Hello, and welcome to An Intimate Evening with Bill in Portland Maine.
Many of you know me from my Koufax Award-winning series, Cheers and Jeers, which runs exclusively on Daily Kos and is never "cross-posted at..." Others know me from my hard-hitting journalism, such as last year's fart-off between Joe Lieberman and Ned Lamont. (Memo to future journalists: whatever you do, don’t drop a Pulitzer on your cat unless you have a jumbo Swiffer™ in the house.)
This evening, I want to know you...as long as it eventually circles back to knowing me.
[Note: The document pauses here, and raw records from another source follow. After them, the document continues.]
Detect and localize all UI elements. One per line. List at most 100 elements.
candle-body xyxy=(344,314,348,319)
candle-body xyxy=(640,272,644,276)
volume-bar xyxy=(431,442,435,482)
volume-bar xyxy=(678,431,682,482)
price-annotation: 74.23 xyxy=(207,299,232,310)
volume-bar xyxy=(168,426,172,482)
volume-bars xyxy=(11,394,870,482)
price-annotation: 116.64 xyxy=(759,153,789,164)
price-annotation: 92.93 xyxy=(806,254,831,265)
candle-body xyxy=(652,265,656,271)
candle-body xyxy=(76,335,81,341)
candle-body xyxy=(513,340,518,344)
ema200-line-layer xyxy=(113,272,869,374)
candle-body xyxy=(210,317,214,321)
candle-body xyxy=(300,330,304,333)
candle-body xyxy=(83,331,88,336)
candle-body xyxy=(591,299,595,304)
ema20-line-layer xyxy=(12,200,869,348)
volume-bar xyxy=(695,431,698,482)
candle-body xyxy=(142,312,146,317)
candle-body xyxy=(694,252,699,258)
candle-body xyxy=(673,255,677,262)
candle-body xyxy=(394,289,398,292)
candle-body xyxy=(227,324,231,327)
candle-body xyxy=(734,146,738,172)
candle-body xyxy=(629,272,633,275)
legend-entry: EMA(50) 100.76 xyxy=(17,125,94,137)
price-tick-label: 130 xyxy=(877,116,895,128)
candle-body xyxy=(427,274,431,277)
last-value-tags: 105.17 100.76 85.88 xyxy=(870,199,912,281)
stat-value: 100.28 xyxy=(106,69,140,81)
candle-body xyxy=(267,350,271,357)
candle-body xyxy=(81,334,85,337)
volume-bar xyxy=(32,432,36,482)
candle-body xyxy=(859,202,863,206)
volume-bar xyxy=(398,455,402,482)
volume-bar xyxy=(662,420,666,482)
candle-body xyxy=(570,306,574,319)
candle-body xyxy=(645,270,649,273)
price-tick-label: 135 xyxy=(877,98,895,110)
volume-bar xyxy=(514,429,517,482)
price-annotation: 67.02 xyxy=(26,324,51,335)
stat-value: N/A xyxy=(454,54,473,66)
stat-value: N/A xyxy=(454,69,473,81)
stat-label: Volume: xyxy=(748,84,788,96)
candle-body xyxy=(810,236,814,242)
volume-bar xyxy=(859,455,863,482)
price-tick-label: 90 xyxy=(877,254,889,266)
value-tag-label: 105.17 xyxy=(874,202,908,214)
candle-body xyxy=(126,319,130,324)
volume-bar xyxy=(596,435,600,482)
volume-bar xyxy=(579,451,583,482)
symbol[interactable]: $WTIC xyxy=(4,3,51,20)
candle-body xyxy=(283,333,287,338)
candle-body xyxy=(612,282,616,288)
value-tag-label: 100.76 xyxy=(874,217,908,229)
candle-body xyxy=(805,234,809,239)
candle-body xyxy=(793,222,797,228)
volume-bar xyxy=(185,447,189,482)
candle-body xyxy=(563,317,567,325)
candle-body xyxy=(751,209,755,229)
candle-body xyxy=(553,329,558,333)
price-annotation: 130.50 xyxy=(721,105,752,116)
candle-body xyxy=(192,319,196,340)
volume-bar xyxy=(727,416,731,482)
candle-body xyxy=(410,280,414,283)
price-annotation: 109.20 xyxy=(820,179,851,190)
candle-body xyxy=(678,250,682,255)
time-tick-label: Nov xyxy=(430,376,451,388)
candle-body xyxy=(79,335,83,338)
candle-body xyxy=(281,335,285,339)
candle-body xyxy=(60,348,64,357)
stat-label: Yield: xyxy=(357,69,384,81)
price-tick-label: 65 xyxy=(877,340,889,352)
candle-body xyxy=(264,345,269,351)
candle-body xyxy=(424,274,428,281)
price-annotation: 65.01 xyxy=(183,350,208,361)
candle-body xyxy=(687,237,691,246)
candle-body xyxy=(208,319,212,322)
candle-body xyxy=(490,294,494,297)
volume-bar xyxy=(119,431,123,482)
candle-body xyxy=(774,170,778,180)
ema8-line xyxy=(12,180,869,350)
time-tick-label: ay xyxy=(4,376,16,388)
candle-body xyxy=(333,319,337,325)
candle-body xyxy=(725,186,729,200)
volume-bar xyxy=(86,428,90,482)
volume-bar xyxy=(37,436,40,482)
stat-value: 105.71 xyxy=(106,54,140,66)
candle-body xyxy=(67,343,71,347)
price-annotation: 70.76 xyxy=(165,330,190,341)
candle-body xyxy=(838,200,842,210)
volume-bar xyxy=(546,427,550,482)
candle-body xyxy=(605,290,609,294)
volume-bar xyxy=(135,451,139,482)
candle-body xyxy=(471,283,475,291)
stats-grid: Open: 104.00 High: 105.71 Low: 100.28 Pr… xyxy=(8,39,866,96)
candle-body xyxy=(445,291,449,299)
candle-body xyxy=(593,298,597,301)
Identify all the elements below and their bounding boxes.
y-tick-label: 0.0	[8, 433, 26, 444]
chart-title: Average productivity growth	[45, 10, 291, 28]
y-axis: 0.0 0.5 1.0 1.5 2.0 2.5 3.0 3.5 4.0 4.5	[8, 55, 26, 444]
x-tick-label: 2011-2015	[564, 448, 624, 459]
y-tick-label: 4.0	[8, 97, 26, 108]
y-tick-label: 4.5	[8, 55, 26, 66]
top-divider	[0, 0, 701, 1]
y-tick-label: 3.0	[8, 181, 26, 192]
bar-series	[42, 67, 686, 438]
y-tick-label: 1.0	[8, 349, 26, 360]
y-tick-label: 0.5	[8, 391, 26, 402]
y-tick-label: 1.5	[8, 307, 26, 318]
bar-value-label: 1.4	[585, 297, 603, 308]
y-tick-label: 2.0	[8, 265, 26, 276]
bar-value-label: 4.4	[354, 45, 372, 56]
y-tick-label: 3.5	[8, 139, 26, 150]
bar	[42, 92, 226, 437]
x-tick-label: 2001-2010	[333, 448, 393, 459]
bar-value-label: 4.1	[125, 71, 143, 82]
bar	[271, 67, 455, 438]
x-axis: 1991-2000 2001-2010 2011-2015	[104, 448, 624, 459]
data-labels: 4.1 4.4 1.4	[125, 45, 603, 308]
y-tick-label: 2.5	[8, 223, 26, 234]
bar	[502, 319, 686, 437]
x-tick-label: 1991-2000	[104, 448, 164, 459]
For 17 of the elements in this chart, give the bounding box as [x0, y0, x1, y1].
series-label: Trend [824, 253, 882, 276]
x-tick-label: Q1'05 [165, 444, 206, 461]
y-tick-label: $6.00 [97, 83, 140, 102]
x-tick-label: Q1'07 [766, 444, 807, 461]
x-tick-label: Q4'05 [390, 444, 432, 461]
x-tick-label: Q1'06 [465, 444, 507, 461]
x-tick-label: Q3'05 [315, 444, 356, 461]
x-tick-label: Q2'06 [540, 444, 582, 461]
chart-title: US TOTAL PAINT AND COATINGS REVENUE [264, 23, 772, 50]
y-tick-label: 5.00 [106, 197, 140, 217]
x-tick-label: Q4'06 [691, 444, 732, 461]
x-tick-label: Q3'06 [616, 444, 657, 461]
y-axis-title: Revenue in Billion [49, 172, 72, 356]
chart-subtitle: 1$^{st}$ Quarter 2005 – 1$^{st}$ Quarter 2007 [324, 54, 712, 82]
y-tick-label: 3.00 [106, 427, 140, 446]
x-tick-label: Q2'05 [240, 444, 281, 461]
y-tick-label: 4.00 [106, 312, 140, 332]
For the next hour, I'll be taking your questions about any topic you choose. Money. Politics. Sex. Politicians having sex for money. Nuclear armageddon. Horse race tips. Horse sex tips. What really resides under Fred Thompson's chins. You name it.
Why am I doing this? Simple. I want to be your favorite non-contributing-editor front-pager on the world's #1 blog, and I'm willing to walk among you in the diaries with an open heart, a giving mind, and a 12-ounce bottle of Purell™ Hand Sanitizer if it means I'll accomplish that.
So, please...share with me your thoughts and concerns. I'm here to enlighten you. I think you'll find that An Intimate Evening with Bill in Portland Maine will be nothing less than "groovy." By which I mean the strict German interpretation of the word: harsh and regimental and cabbage-based.
My fashizzle is your fashizzle. Let us begin.